Sophie French Sites at the Edge of the World

  • Tauira / Student
    Sophie French
  • Kaiako / Lecturer
    Andrew Burrell
  • School
    University of Technology Sydney
Judge's comments:

We delighted in experiencing the personas developed and presented through late 90s website design. It perfectly nailed the feeling of that era, without feeling forced or overdesigned.

A fantastic juxtaposition of new and emerging technology, combined with old school look and feel. The most personality we’ve seen from A.I. yet.


The web of the late 90s was a garish cornucopia of flashing gifs and glittery word art. Users from across the world were carving out personalised corners of the internet, hand-coding websites that were provisional and one-of-a-kind. Sites at the Edge of the World uses this gaudy visual language to challenge expectations about the way we construct identity online. An interactive investigation into storytelling and world-building, the work is comprised of the personal websites of five Speculative Identities – ‘characters’ developed using generative code and machine learning algorithms.

The identities that emerged from the iterative world-building process – An Astronaut, a diver from Luxembourg, a DnD obsessed Janitor, a CFO/Renaissance-buff, and a play-doh loving podcaster – became three-dimensional entities through blogs, shrines, and ‘about me’ pages written by OpenAI's GPT-3. Each website is imbued with the unique visual perspective of its ‘owner’. The approachable curves of Comic Sans paired with an underwater background for the diver, the scratchy serifs of Garamond with an aged paper texture for the history buff. I also included nods to the identity markers introduced by the AI, whether it be a Lesbian flag gradient or a curation of digital ‘badges’.

Created before the release of ChatGPT, the project takes on new life amidst the uncertainty Designers face around the role of AI in creative practice. At first glance a Black Mirror-esque speculative future, Sites at the Edge of the World is a poetic exploration of what it means to perform identity in online spaces and an examination of ‘alternate presents’ as a nascent approach to Speculative Design. The work is not warning of a future where AI performs its own identity, nor is it advocating for a web free from the commodification of personhood. Instead it applies new ideologies to contemporary technologies to investigate an ‘almost now’, a reality so close to our own that it could be achieved with the right motivation and two semesters worth of coding practice. The work is uncanny because we see ourselves in it, but something’s not quite right – something we often can’t immediately pinpoint.

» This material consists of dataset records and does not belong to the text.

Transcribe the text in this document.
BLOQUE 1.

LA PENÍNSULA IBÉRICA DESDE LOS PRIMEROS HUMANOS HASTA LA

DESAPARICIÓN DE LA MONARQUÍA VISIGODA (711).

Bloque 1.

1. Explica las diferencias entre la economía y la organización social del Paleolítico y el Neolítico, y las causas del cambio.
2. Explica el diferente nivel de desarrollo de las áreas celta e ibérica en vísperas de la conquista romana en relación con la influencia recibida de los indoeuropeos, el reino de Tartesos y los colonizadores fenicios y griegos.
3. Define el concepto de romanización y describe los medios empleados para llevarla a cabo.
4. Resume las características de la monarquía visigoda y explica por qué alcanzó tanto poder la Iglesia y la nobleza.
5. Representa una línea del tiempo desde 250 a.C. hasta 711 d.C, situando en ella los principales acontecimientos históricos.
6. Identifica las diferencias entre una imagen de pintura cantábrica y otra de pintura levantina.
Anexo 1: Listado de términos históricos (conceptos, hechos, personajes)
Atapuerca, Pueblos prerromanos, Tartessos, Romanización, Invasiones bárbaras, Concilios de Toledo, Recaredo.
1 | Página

There’s often a cognitive dissonance when reading first-person stories written by AI. Audiences respond with genuine emotion before berating themselves for being ‘fooled’ by the ‘un-real’. However Artificial Intelligence is neither Artificial nor Intelligent, it is a set of taught behaviours. The GPT-3 model was trained on the internet, so when it produces a paragraph it isn’t coming up with a sentient thought, but copying the behaviours of the billions of people who have commented, reviewed, or posted online. In this way the work holds up a mirror to how we exist online, which makes its beauty (when, for example, Ryan describes proposing to his fiancee) and its horrors (when he goes on to recount facing death in a cave-diving accident) all the more significant.